The clock struck 11:05 p.m., and Hazrat Khalifatul Masih IIra picked up the phone, intending to call Mian Nasir Ahmad again.

Mirza Nasir Ahmad picked up and exclaimed, ‘I was just about to call you. Captain Attaullah has arrived along with all of the vehicles!’

‘And so,’ chronicles Hazrat Khalifatul Masih IIra, ‘We travelled from Qadian to Lahore in the cars along with Captain Attaullah.’[9]

The End is But the Beginning

© Tarikh-e-Ahmadiyyat Vol. 10, Image 1

He continued,

‘After arriving [at Lahore], I began to fully realise that I was not simply faced with uprooting a single tree and replanting it elsewhere. Rather, I must dig up an entire garden and replant it afresh, and so, it is imperative for us that a new headquarters be established immediately, and with it, new central offices as well.’[10]

His final words before the first migration of Jama’at Ahmadiyya will never fail to melt the hearts of Ahmadis of every generation. Before departing, the beloved Imam of the Ahmadiyya Community, Hazrat Mirza Bashiruddin Mahmood Ahmadra, faced Qadian one last time. With a heavy heart, he announced,

‘The trauma of losing Qadian (as headquarters) is certainly heavy on every heart today. It is a great shock for me as well. However, leaving Qadian, I have vowed that I shall not grieve over this…this is not a time for crying, but a time for work. Hence, I have strictly fulfilled this oath. Sometimes it feels as though my heart will break into pieces. However, if I have made this resolve, then why should I dilute this determination with tears?

We shall hold back our tears until the day that we take back Qadian as our headquarters once again.’[11]

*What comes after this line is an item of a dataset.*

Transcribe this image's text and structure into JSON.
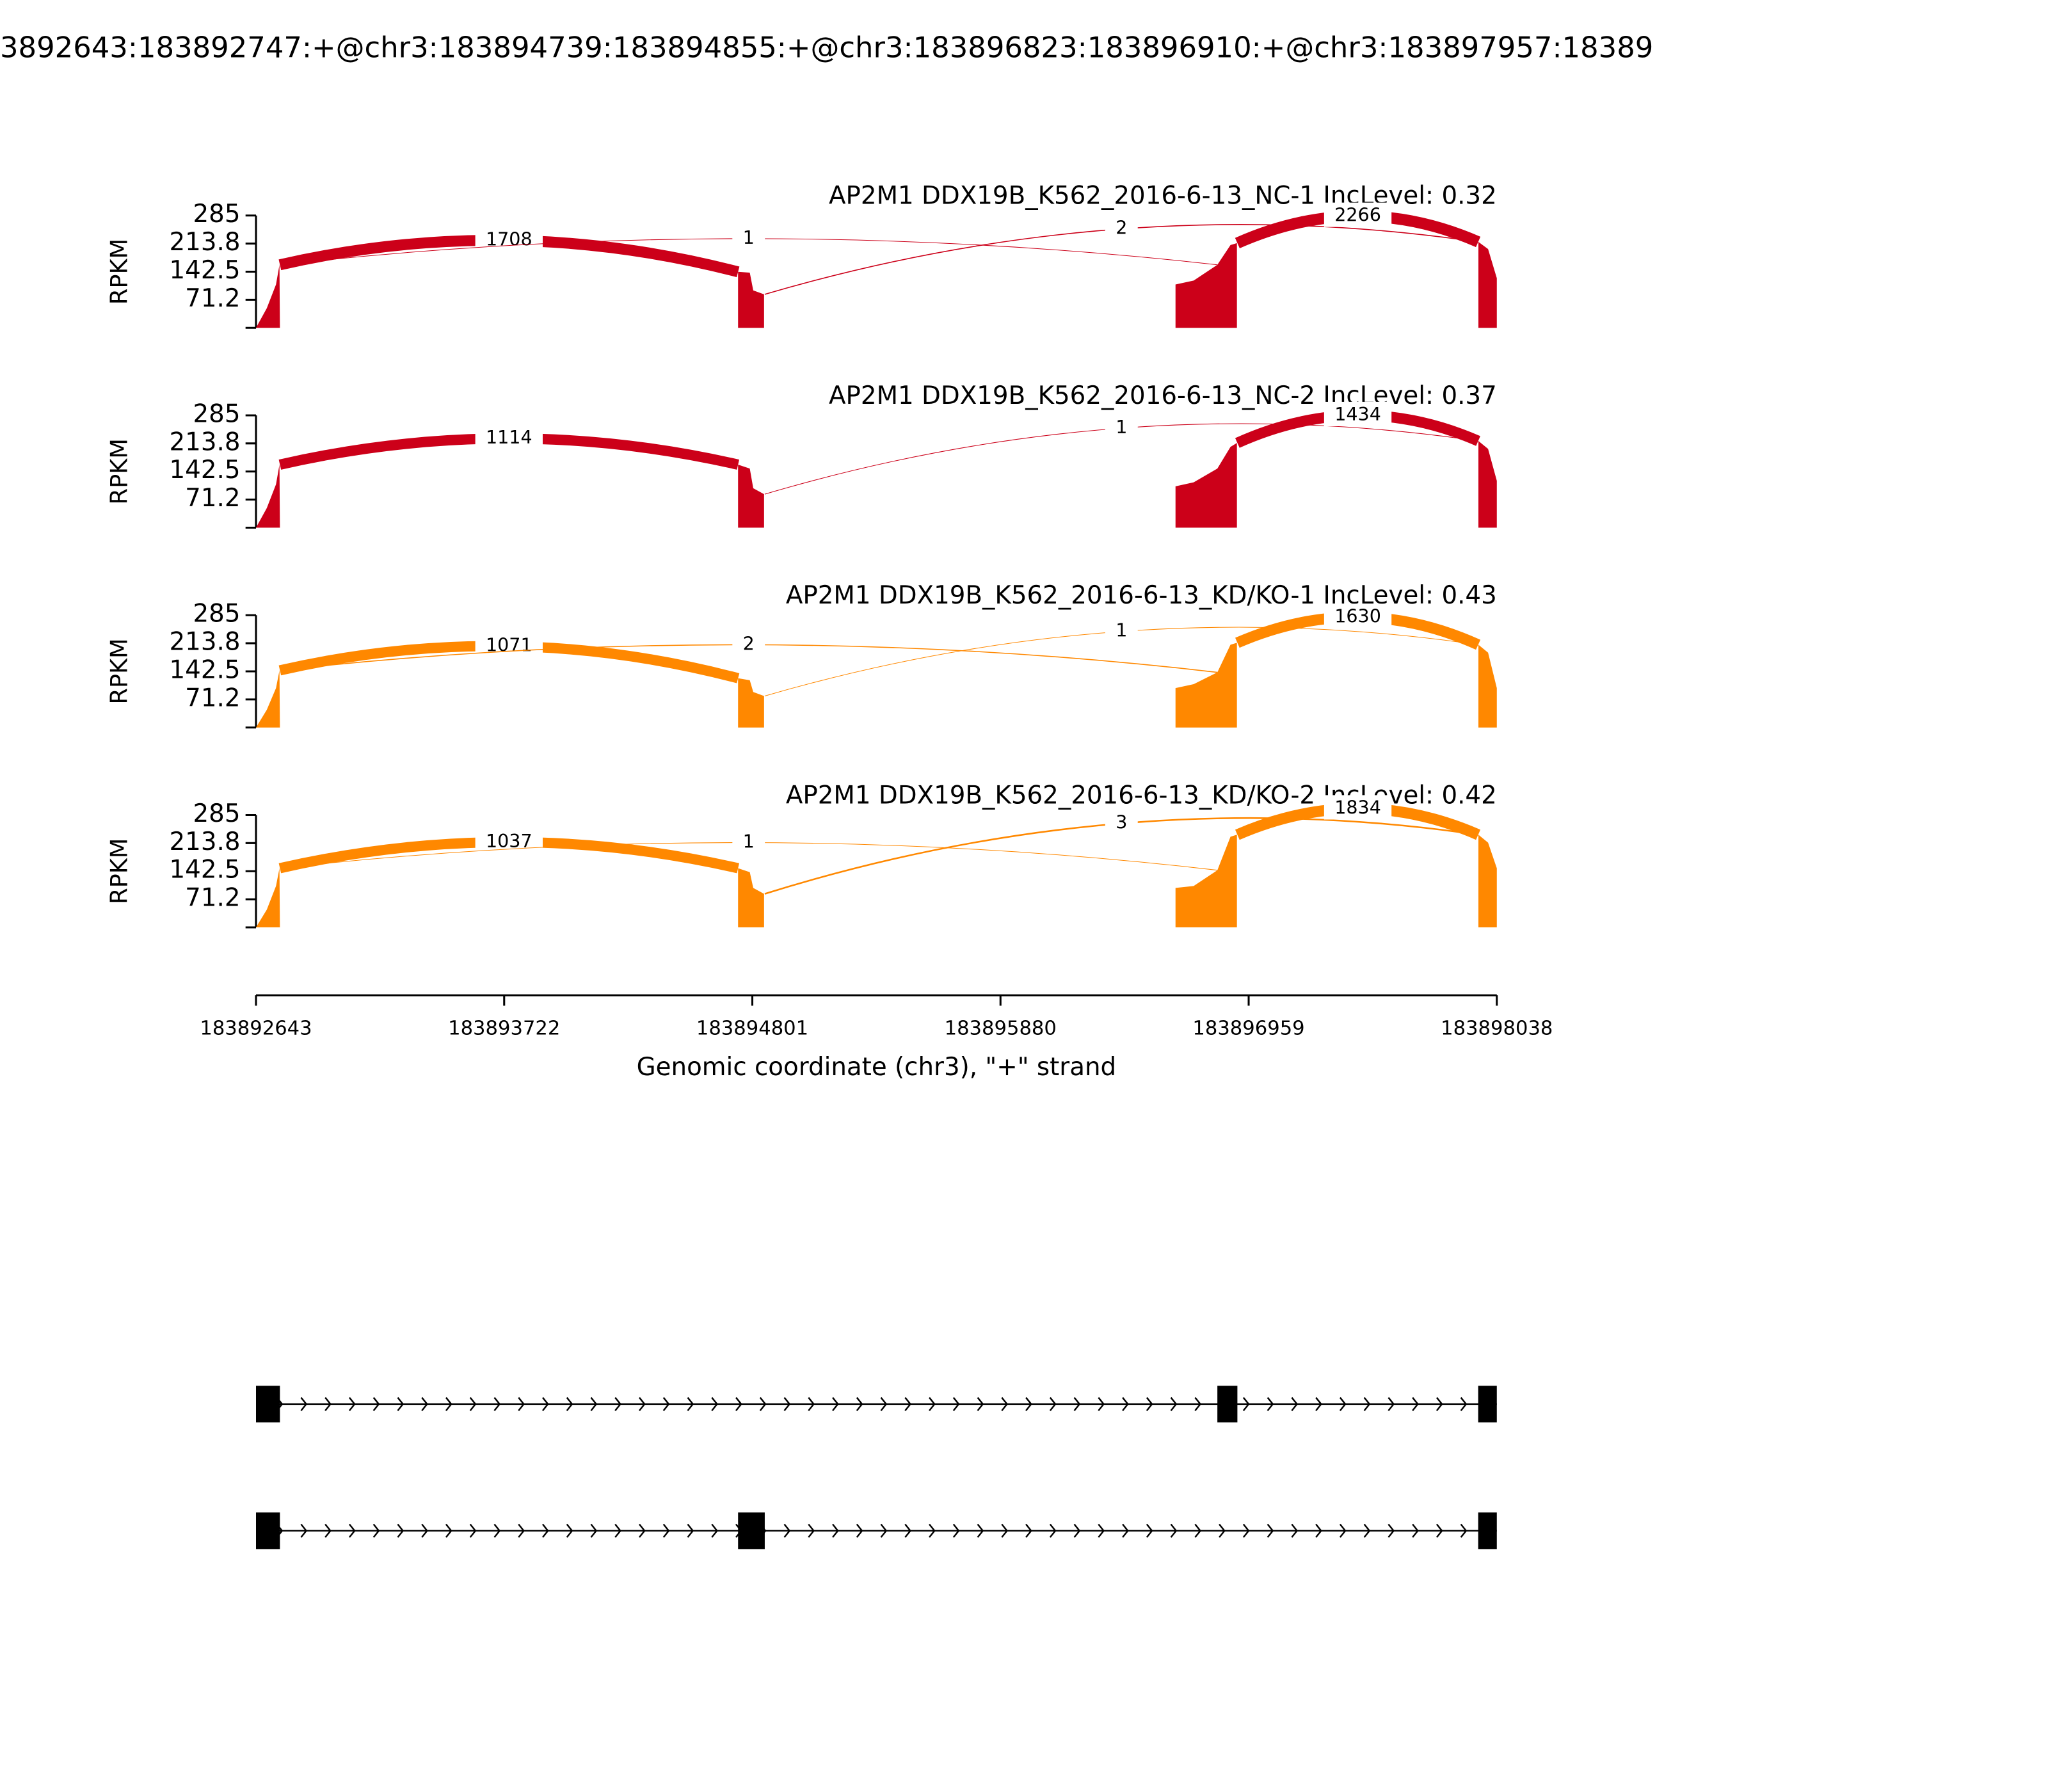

[1] Malik Ghulam Farid, The Holy Qur’an with English Translation and Short Commentary, 4:101 (Qadian, India: Nazarat Nashr-o-Isha’at, 2017), 300.

[2] Badr Newspaper, December 1905, 2. Taken from Dost Muhammad Shahid, Tarikh-e-Ahmadiyyat Vol. 9, (Amritsar, India: Nazarat Nashr-o-Isha’at, Printwell, 2000), 716-17.

[3] Dost Muhammad Shahid, Tarikh-e-Ahmadiyyat Vol. 9 (Amritsar, India: Nazarat Nashr-o-Isha’at, Printwell, 2000), 745-46.

* The days in which the community was compelled to leave India were dangerous for Muslims in general, but particularly perilous for Ahmadi Muslims, especially the head of the community at the time, Mirza Bashiruddin Mahmoodra, the second Khalifah of the Ahmadiyya Community.

[4] Ibid.

[5] Ibid.

[6] Dost Muhammad Shahid, Tarikh-e-Ahmadiyyat Vol. 9 (Amritsar, India: Nazarat Nashr-o-Isha’at, Printwell, 2000), 747.

[7] Ibid.

[8] Dost Muhammad Shahid, Tarikh-e-Ahmadiyyat Vol. 9 (Amritsar, India: Nazarat Nashr-o-Isha’at, Printwell, 2000), 746-47.

[9] Ibid.

[10] Dost Muhammad Shahid, Tarikh-e-Ahmadiyyat Vol. 9 (Amritsar, India: Nazarat Nashr-o-Isha’at, Printwell, 2000), 747-48.

[11] Al-Fazl, June 5th, 1949, pgs. 4-5, Column 1-4, taken from Dost Muhammad Shahid, Tarikh-e-Ahmadiyyat Vol. 10 (Amritsar, India: Nazarat Nashr-o-Isha’at, Printwell, 2000), 5.